Die Wahl der Ausgabe pro Sprache folgt der Quellen-Hierarchiedisziplin des Korpus. Jede importierte Übersetzung ist eine kritische oder nahezu kritische Ausgabe aus dem neunzehnten oder zwanzigsten Jahrhundert — alt genug, um gemeinfrei zu sein, jung genug, um philologisch ernsthaft zu sein. Wo die bevorzugte Lesart des Korpus eine moderne, noch urheberrechtlich geschützte Ausgabe erfordern würde, verwendet das Projekt entweder die gemeinfreie Teilmenge dieser Ausgabe oder vermerkt die Lücke ausdrücklich. Der deutlichste Fall ist Französisch: Die Pléiade-Bibel von Dhorme — die Ausgabe, mit der Raël selbst während des Kontakts von 1973 arbeitete — steht bis etwa 2071 unter französischem Urheberrecht. Die Bibliothek verwendet Crampon 1923 als Grundlage, wobei Dhormes frühere gemeinfreie Hiob- (1929) und Samuel-Ausgaben (1910) Crampon für diese drei Bücher ersetzen, wo sie vorliegen. Die vollständige Begründung für jede Sprache — warum Elberfelder statt Luther, warum Crampon statt Darby, warum 口語訳 statt 新共同訳, warum die KRV von 1961 statt der strengeren von 1938 — findet sich auf der Docs-Site unter docs.wheelofheaven.world/contributing/content/imported-translations.

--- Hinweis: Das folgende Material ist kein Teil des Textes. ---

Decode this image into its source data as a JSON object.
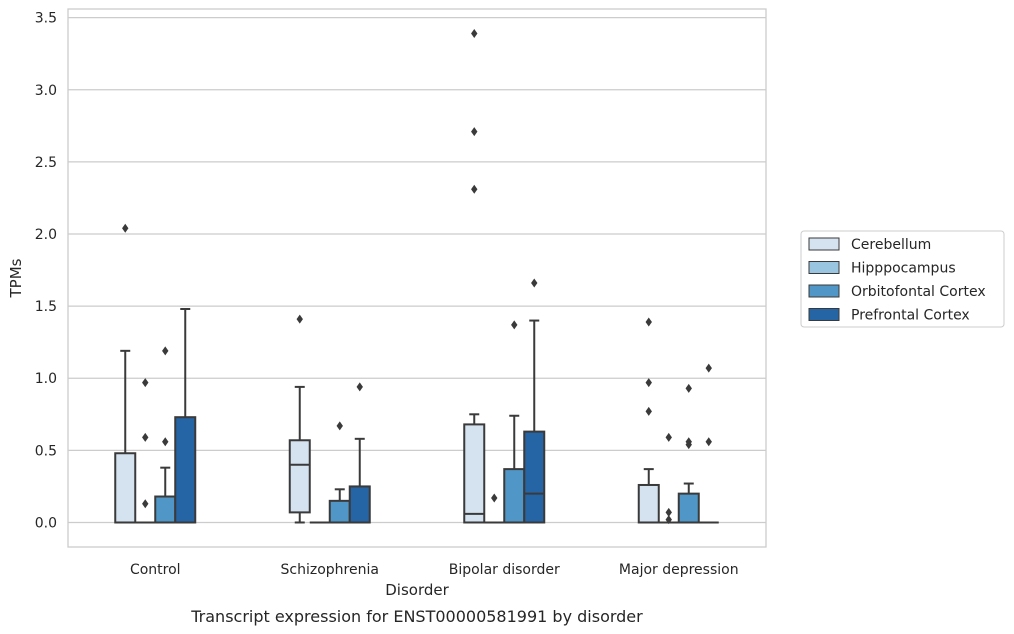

Der Korpus liest die Hebräische Bibel als geschichteten Text, dessen Elohim-Referent in der Originalsprache operativ ist. Moderne Übersetzungen sind nachgelagerte interpretative Bewegungen, und welche interpretative Bewegung eine Übersetzung vollzieht, ist an bestimmten Versen sichtbar — Genesis 1,1, Psalm 82, Exodus 3,14, die Perikopen des Gottesnamens durch den Text hindurch. Acht importierte Übersetzungen Seite an Seite mit der ASV zu beherbergen, macht diese Sichtbarkeit gewöhnlich: Wer vergleichen möchte, was Elberfelder, Crampon, die Synodal und die CUV mit einem umstrittenen Vers tun, kann das nun tun, ohne die Bibliotheksseite zu verlassen.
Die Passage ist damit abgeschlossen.